The Office Flirt

Every office has one.  That one incredibly friendly guy who’ll do anything and everything to make his female coworkers laugh.  It may not be intentional flirting, and nothing truly inappropriate is ever said.  But discourse with this particular individual always leaves you with a smile on your face.

And he always, ALWAYS has a girlfriend.

Our office flirt is one of our IT guys.  He was assigned to our floor the first year our office moved into this building, and while he has since been reassigned he still checks on us from time to time.  But I think it’s mostly to flirt with me and my married-with-kids female officemate.  This behavior includes making funny faces at her through the front window, trying to sneak up on me by hiding behind my dual monitors, pretending to confiscate my second monitor, or attempting to make off with my red “Thwingline thtapler”.

redstapler

(You’d be surprised how many people at work don’t understand why I have a red Swingline stapler.)

I think he just likes the attention.  In fact, I think he craves it.  That boy is an attention-whore in every sense of the word.  But since the longest conversation we’ve had in the last few weeks was about how his girlfriend does yoga, too, but she prefers Bikram yoga and she’s trying to find a good place to do it in town, and where did I get my extra-squishy yoga mat—yeah, attention is all he’s looking for.

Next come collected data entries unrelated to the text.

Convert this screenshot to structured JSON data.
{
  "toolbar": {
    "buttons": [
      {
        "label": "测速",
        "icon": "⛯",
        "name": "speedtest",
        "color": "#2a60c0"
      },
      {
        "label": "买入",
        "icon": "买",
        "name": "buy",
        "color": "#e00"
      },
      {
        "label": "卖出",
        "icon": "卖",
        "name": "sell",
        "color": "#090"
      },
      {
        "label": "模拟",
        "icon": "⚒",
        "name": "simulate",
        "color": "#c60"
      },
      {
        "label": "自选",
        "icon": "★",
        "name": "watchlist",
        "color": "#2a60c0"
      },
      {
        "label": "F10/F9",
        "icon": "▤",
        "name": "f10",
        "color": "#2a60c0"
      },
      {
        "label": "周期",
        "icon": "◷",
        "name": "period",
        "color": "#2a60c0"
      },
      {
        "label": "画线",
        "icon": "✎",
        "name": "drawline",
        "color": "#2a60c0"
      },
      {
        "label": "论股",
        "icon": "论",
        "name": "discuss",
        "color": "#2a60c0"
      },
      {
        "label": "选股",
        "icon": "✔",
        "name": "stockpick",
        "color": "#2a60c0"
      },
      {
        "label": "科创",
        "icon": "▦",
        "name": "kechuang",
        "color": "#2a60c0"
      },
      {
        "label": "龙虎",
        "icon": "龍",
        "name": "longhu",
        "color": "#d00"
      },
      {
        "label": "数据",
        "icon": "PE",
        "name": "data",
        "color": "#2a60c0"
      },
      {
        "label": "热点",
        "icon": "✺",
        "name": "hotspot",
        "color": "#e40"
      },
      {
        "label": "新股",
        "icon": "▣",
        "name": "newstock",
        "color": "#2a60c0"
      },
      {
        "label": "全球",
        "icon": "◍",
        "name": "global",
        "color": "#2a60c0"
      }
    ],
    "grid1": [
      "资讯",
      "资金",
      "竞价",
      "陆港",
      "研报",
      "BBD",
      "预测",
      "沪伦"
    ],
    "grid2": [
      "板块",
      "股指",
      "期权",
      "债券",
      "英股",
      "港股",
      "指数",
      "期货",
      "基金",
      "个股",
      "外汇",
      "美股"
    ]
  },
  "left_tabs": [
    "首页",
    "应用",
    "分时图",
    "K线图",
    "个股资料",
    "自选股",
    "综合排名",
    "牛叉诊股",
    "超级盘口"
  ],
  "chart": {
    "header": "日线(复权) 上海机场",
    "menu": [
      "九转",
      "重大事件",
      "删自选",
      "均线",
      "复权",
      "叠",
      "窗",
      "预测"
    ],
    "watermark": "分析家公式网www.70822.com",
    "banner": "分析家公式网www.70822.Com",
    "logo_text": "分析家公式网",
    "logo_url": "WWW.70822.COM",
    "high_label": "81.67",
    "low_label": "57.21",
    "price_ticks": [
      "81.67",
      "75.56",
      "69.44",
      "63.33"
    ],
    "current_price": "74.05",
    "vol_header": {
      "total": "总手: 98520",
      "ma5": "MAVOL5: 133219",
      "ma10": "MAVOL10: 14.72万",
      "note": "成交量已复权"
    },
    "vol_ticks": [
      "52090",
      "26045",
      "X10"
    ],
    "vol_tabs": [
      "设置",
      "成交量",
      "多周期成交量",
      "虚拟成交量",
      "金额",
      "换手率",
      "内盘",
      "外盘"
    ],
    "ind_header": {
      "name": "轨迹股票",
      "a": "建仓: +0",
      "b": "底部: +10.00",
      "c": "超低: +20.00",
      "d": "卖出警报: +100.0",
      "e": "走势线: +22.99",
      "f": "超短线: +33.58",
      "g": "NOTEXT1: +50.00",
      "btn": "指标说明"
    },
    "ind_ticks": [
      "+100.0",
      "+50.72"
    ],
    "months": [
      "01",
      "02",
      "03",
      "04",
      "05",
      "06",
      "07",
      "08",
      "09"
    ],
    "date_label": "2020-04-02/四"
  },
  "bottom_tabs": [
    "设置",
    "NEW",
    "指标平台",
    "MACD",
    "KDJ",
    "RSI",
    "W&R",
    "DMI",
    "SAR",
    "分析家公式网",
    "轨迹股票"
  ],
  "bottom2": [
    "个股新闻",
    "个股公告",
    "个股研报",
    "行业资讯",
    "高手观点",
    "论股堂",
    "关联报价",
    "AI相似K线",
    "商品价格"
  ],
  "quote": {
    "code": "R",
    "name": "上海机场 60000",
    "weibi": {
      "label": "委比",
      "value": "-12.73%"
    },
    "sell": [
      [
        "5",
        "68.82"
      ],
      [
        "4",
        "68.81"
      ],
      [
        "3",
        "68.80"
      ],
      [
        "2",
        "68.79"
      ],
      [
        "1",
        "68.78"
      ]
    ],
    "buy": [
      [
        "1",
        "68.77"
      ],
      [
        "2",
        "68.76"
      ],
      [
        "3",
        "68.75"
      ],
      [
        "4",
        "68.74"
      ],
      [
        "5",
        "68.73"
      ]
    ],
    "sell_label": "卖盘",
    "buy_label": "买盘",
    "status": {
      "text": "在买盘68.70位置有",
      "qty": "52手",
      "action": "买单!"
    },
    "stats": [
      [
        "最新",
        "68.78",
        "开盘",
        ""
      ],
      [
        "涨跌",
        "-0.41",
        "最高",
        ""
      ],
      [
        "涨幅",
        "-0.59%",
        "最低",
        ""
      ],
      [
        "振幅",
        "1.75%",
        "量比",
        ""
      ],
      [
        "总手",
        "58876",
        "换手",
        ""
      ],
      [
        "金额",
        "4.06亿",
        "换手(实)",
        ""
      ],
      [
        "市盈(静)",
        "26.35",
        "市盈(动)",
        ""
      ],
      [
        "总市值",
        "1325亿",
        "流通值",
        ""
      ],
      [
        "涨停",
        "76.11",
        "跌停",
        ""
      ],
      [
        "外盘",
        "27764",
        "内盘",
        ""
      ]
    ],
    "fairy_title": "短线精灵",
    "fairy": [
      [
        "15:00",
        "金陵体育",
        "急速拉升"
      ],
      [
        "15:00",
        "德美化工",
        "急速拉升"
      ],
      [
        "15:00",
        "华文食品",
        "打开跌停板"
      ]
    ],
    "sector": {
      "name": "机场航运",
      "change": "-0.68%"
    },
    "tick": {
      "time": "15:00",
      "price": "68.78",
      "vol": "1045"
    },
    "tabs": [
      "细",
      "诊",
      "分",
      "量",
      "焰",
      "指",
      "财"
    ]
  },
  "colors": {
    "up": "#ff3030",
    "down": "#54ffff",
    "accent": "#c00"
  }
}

And I just can’t help but flirt back.  When he admires my swanky water bottle and asks if he can take it, how could I NOT take a coy sip of water from my fancy water bottle and politely inform him that while he cannot have this one, there’s one just like it waiting for him and his ten dollars at Target.  When the lid gets stuck on said fancy water bottle and he’s standing up at my coworker’s desk chatting, how could I NOT take my water bottle up front and pout until he opens it for me.  It almost seems rude not to.

This friends, is what I call safe flirting:  there is no fear of rejection, no potential for heartbreak, because nothing is ever going to happen.  It has become one of my favorite pastimes.  It’s good practice; it makes me smile; it makes me feel good about myself.  It is innocent, harmless, and perfectly ridiculous.

Take for example this morning:

I’m staring at my computer, and in an effort to get my attention, IT guy starts leaping down the corridor next to my desk.  When I look up, he promptly declares, “Look at me!  I’m doing a pirouette!”

“That’s not a pirouette,” I reply, trying really hard not to laugh because that would totally destroy the intent of the stern dance-teacher face I am currently making.

“Then what am I doing?”

“That is called a leap.”

He stops mid leap and scrunches up his face.  “So, what’s a pirouette?”

“It’s a type of turn.”

IT guy immediately puts both hands over his head and does what we in the fusion belly dance community fondly refer to as a pee-pee step turn.

“That’s not it either.”

He makes the most adorably confused face (fun fact:  the whole office flirt thing works out a lot better if the flirt is really cute), and while I know this is all in an effort to satisfy his inner attention-whore, I walk out into the corridor and demonstrate a real pirouette for him.

He clumsily copies me, I assure him it was beautiful, and he does one more on his way out and proudly proclaims, “I never had one lesson.”

I just laughed and went back to my desk.